Question

A capacitor made of two parallel plates each of plate area $A$ and separations $d$ , being charged by an external ac source. How the displacement current inside the capacitor is the same as the current charging the capacitor.

Answer 1

Hint: In order to solve this question you should know the difference between the charging current and the displacement current inside the capacitor. While solving keep in mind that the source that is charging the capacitor is an ac source.
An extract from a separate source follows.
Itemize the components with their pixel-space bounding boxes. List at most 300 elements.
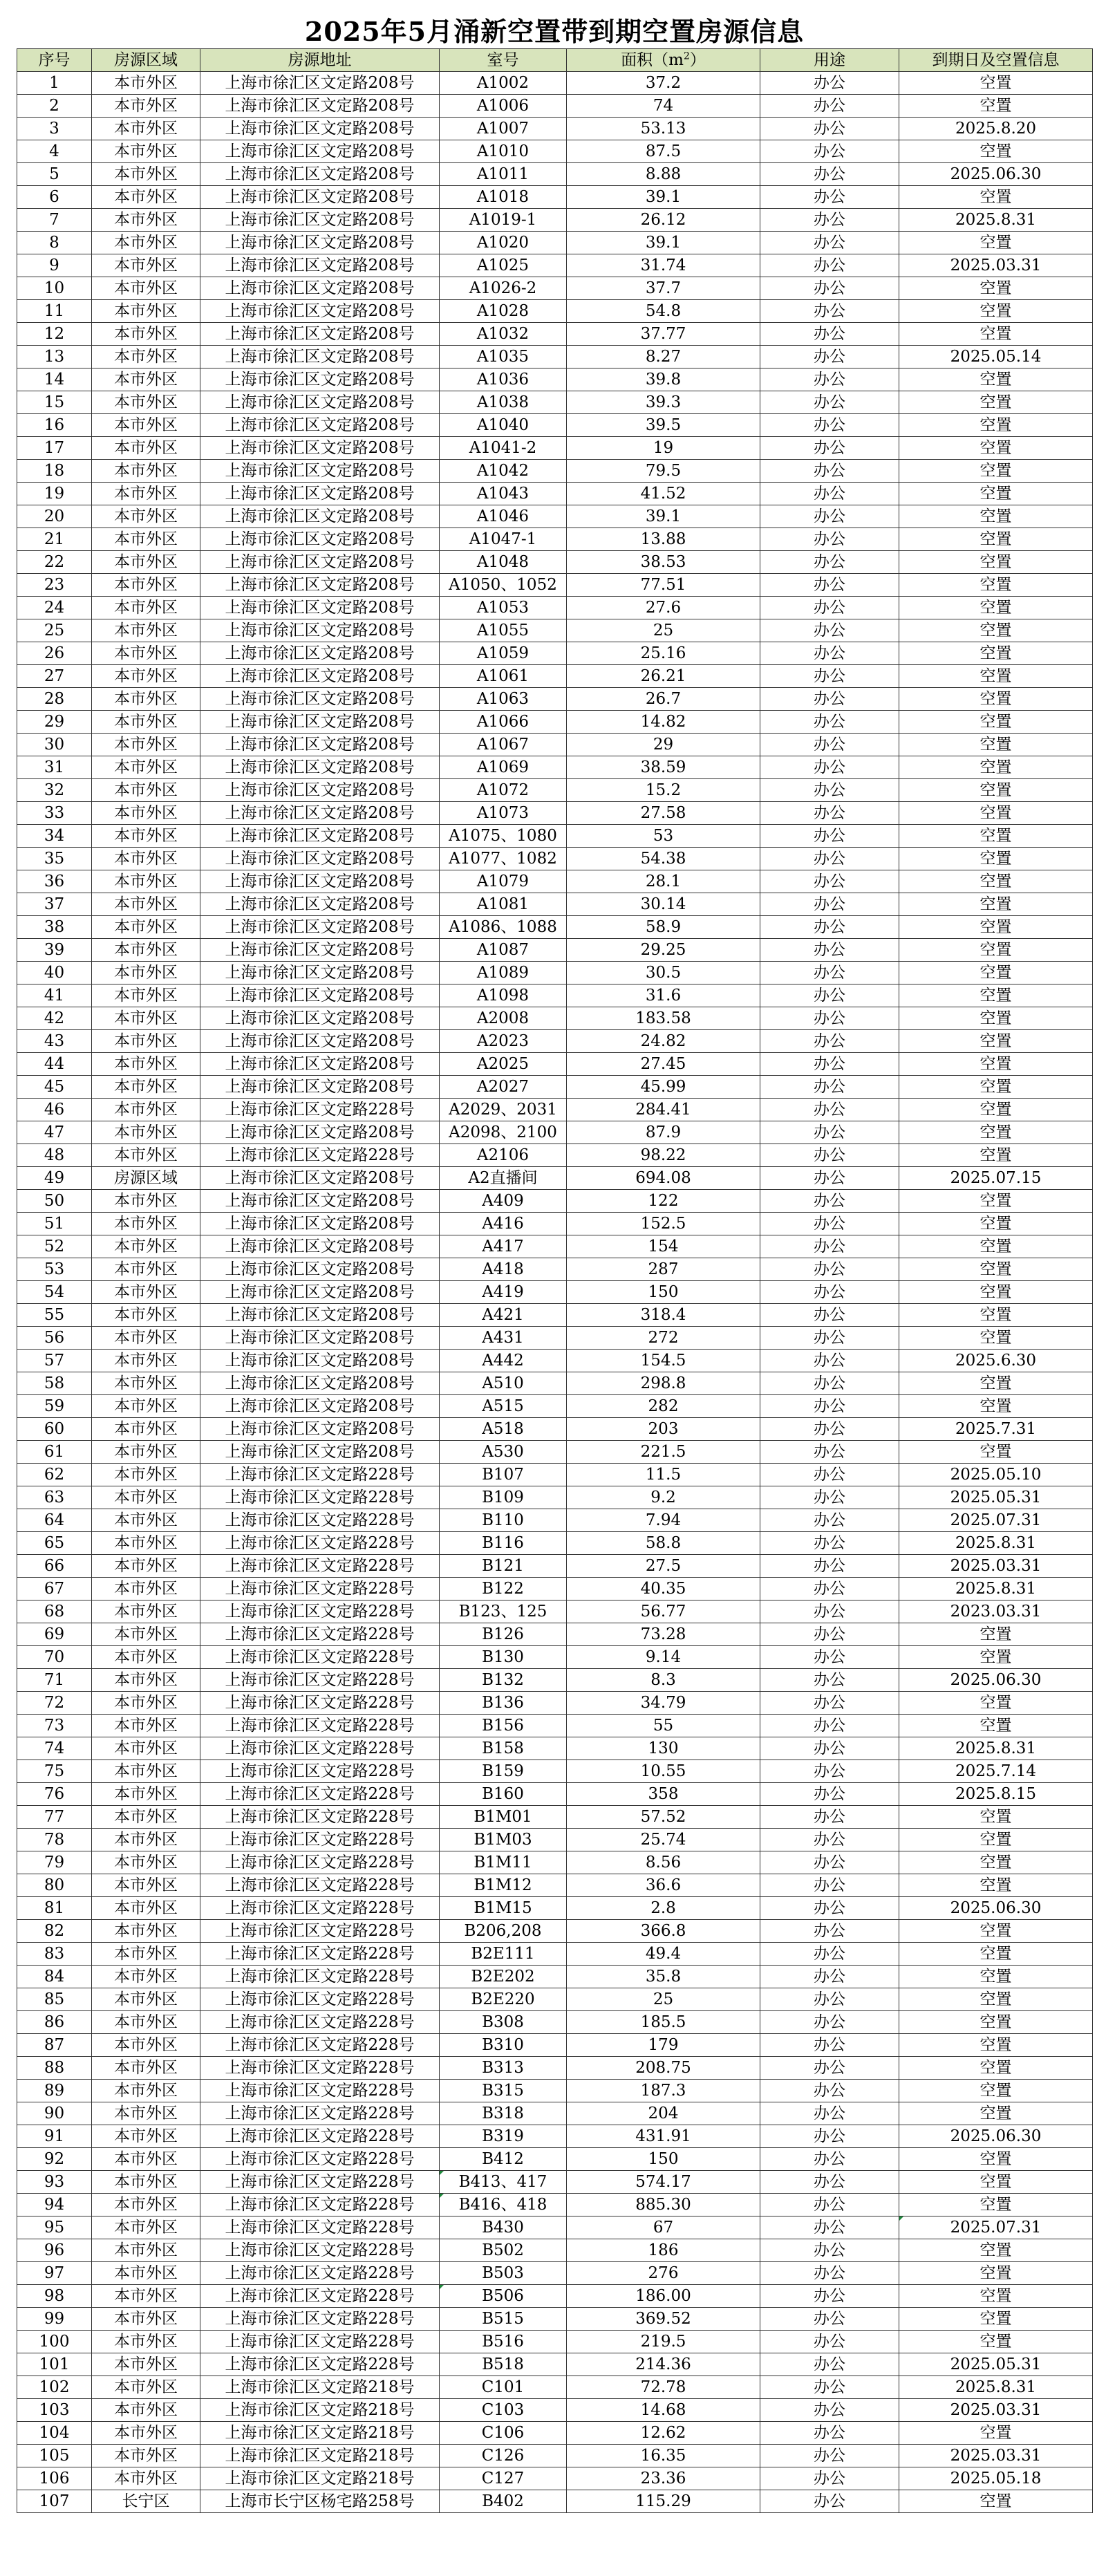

Complete step by step answer:
Here we are given with a parallel plate capacitor of plate area $A$ and separations $d$
This capacitor is charged by an ac source,
So the expression for the electric field or the voltage charging the capacitor is given by,
$E = {E_0}\sin \omega t$
Now the expression for the charge on the capacitor would be given by,
$Q = CE$
As Current is defined as the rate of change of charge that is
$\Rightarrow$ ${I_C} = \dfrac{{dQ}}{{dt}}$
This current ${I_C}$ is the current that is charging the capacitor.
Putting the expression for the charge in the equation of current we get,
$\Rightarrow$ ${I_C} = \dfrac{{d(C{E_o}\sin \omega t)}}{{dt}}$
On differentiating the above expression we get,
$\Rightarrow$ ${I_C} = C{E_o}\omega \cos \omega t$
This is the expression for current that is charging the capacitor.
Now we will find the expression for displacement current,
The displacement current is due to the electric flux between the plates of the capacitor which is given by the expression,
$\Rightarrow$ ${I_D} = {\varepsilon _o}\dfrac{{d{\phi _E}}}{{dt}}$
Here ${\phi _E}$ is the electric flux between the plates of the capacitor.
Now as ${\phi _E} = EA$
Putting this expression of Electric flux in the expression of displacement current we get,
$\Rightarrow$ ${I_D} = {\varepsilon _o}\dfrac{{d(EA)}}{{dt}}$
Electric Field between the plates of the capacitor is given by,
$\Rightarrow$ $E = \dfrac{Q}{{{\varepsilon _o}}}$
Putting this expression for electric field in the expression of displacement current we get,
$\Rightarrow$ ${I_D} = A{\varepsilon _o}\dfrac{{d(\dfrac{Q}{{{\varepsilon _o}A}})}}{{dt}}$
On simplifying this we get,
$\Rightarrow$ ${I_D} = A{\varepsilon _o} \times \dfrac{1}{{{\varepsilon _o}A}}\dfrac{{d(Q)}}{{dt}}$
As $I = \dfrac{{dQ}}{{dt}}$ so we have,
$\Rightarrow$ ${I_D} = C{E_o}\omega \cos \omega t$
As this expression is the same as the charging current.
Hence, we can say that the displacement current inside the capacitor is the same as the current charging the capacitor.

Note: In a capacitor, there is always a displacement current and never a conduction under the normal conditions. Conduction current is due to the flow of electrons in a circuit while displacement current is due to the time-varying electric field. In conduction current electrons actually move, while in displacement current no charge carriers are involved.